Each playoff match up consisted of a two-game series. If tied, the two teams would play an overtime-style mini game (10 minutes in duration for the semi-finals and 20 minutes in the final) to determine the winner, and then a shoot-out if no scoring occurred. The only mini-game to go to a shoot-out was the Czech versus Canada tiebreaker, with a 4 to 3 Czech victory. Note that the mini-games show up as a game played in the players statistics. The exception was for the bronze medal game which was just one game.

===Final===

----

===Consolation round 9–12 place===

Latvia and Norway were relegated to the qualifiers for the 2000 IIHF World Championship.

| Team | Pld | W | D | L | GF | GA | GD | Pts |
|---|---|---|---|---|---|---|---|---|
| Belarus | 3 | 3 | 0 | 0 | 7 | 3 | +4 | 6 |
| Austria | 3 | 2 | 0 | 1 | 10 | 5 | +5 | 4 |
| Latvia | 3 | 1 | 0 | 2 | 10 | 8 | +2 | 2 |
| Norway | 3 | 0 | 0 | 3 | 1 | 12 | −11 | 0 |

==Ranking and statistics==

| 1999 IIHF World Championship winners |
|---|
| Czech Republic 2nd/8th title |

===Tournament awards===
- Best players selected by the directorate:
  - Best Goaltender: SWE Tommy Salo
  - Best Defenceman: CZE František Kučera
  - Best Forward: FIN Saku Koivu
  - Most Valuable Player: FIN Teemu Selänne
- Media All-Star Team:
  - Goaltender: SWE Tommy Salo
  - Defence: FIN Jere Karalahti, CZE Pavel Kubina
  - Forwards: FIN Saku Koivu, CZE Martin Ručinský, FIN Teemu Selänne

===Final standings===
The final standings of the tournament according to IIHF:

| 1st place, gold medalist(s) | Czech Republic |
| 2nd place, silver medalist(s) | Finland |
| 3rd place, bronze medalist(s) | Sweden |
| 4 | Canada |
| 5 | Russia |
| 6 | United States |
| 7 | Slovakia |
| 8 | Switzerland |
| 9 | Belarus |
| 10 | Austria |
| 11 | Latvia |
| 12 | Norway |
| 13 | Italy |
| 14 | Ukraine |
| 15 | France |
| 16 | Japan |

Places eleven through sixteen had to play in qualifying tournaments for entry into the 2000 tournament.

===Scoring leaders===
List shows the top skaters sorted by points, then goals.

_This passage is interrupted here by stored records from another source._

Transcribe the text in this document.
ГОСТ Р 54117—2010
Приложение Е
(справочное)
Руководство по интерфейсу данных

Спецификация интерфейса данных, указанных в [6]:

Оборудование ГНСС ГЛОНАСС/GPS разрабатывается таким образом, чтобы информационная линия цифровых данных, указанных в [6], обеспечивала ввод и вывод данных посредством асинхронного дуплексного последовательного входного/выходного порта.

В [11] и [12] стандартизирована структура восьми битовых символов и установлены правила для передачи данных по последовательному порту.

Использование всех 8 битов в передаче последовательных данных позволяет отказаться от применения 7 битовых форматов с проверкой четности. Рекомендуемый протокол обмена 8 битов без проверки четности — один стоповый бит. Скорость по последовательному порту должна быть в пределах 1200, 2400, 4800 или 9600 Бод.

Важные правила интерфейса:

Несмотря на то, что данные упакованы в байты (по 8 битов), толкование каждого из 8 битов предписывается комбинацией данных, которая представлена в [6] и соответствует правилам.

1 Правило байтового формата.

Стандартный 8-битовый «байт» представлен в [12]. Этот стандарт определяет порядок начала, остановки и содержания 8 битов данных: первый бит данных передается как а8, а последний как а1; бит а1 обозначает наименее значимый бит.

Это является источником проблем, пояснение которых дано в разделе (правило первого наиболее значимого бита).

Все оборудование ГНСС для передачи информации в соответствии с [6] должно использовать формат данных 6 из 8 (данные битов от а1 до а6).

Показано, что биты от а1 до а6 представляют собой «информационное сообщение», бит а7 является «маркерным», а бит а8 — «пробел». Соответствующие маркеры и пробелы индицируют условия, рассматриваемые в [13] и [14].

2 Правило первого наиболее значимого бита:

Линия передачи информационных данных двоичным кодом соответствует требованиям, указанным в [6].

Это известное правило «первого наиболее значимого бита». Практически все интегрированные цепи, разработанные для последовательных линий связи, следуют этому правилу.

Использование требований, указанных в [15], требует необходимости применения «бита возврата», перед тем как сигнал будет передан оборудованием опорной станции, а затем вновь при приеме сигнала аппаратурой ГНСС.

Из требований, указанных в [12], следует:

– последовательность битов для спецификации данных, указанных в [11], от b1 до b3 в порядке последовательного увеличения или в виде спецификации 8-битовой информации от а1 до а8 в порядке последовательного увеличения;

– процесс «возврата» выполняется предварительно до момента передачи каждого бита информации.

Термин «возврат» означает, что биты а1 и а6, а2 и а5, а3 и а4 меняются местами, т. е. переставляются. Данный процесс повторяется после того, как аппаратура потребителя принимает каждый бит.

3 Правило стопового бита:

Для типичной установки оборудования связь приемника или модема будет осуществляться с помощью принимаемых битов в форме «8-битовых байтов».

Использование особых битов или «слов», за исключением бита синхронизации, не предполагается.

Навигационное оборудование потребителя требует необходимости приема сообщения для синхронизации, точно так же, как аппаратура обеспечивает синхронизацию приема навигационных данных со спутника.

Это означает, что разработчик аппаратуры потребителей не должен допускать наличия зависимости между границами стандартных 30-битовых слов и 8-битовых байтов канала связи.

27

| Player | GP | G | A | Pts | +/− | PIM | POS |
|---|---|---|---|---|---|---|---|
| FIN Saku Koivu | 10 | 4 | 12 | 16 | +8 | 4 | F |
| FIN Teemu Selänne | 11 | 3 | 8 | 11 | +6 | 16 | F |
| SWE Markus Näslund | 10 | 6 | 4 | 10 | +7 | 0 | F |
| SVK Žigmund Pálffy | 6 | 5 | 5 | 10 | 0 | 6 | F |
| CZE Jan Hlaváč | 10 | 5 | 5 | 10 | +4 | 7 | F |
| CZE Martin Ručinský | 10 | 4 | 6 | 10 | +6 | 16 | F |
| RUS Alexei Yashin | 6 | 8 | 1 | 9 | +4 | 6 | F |
| SWE Daniel Alfredsson | 10 | 4 | 5 | 9 | +5 | 8 | F |
| CZE Viktor Ujčík | 10 | 6 | 2 | 8 | +3 | 12 | F |
| FIN Jere Karalahti | 12 | 5 | 3 | 8 | +5 | 2 | D |

===Leading goaltenders===
Only the top five goaltenders, based on save percentage, who have played 40% of their team's minutes are included in this list.

| Player | MIP | GA | GAA | SVS% | SO |
|---|---|---|---|---|---|
| USA Parris Duffus | 258 | 7 | 1.63 | .939 | 1 |
| BLR Andrei Mezin | 360 | 10 | 1.67 | .931 | 1 |
| SWE Tommy Salo | 424 | 13 | 1.84 | .921 | 0 |
| FIN Ari Sulander | 464 | 15 | 1.94 | .921 | 0 |
| CAN Ron Tugnutt | 328 | 11 | 2.01 | .915 | 0 |

==IIHF honors and awards==
The 1999 IIHF Hall of Fame induction ceremony has held in Lillehammer during the World Championships. Roman Neumayer of Germany was given the Paul Loicq Award for outstanding contributions to international ice hockey.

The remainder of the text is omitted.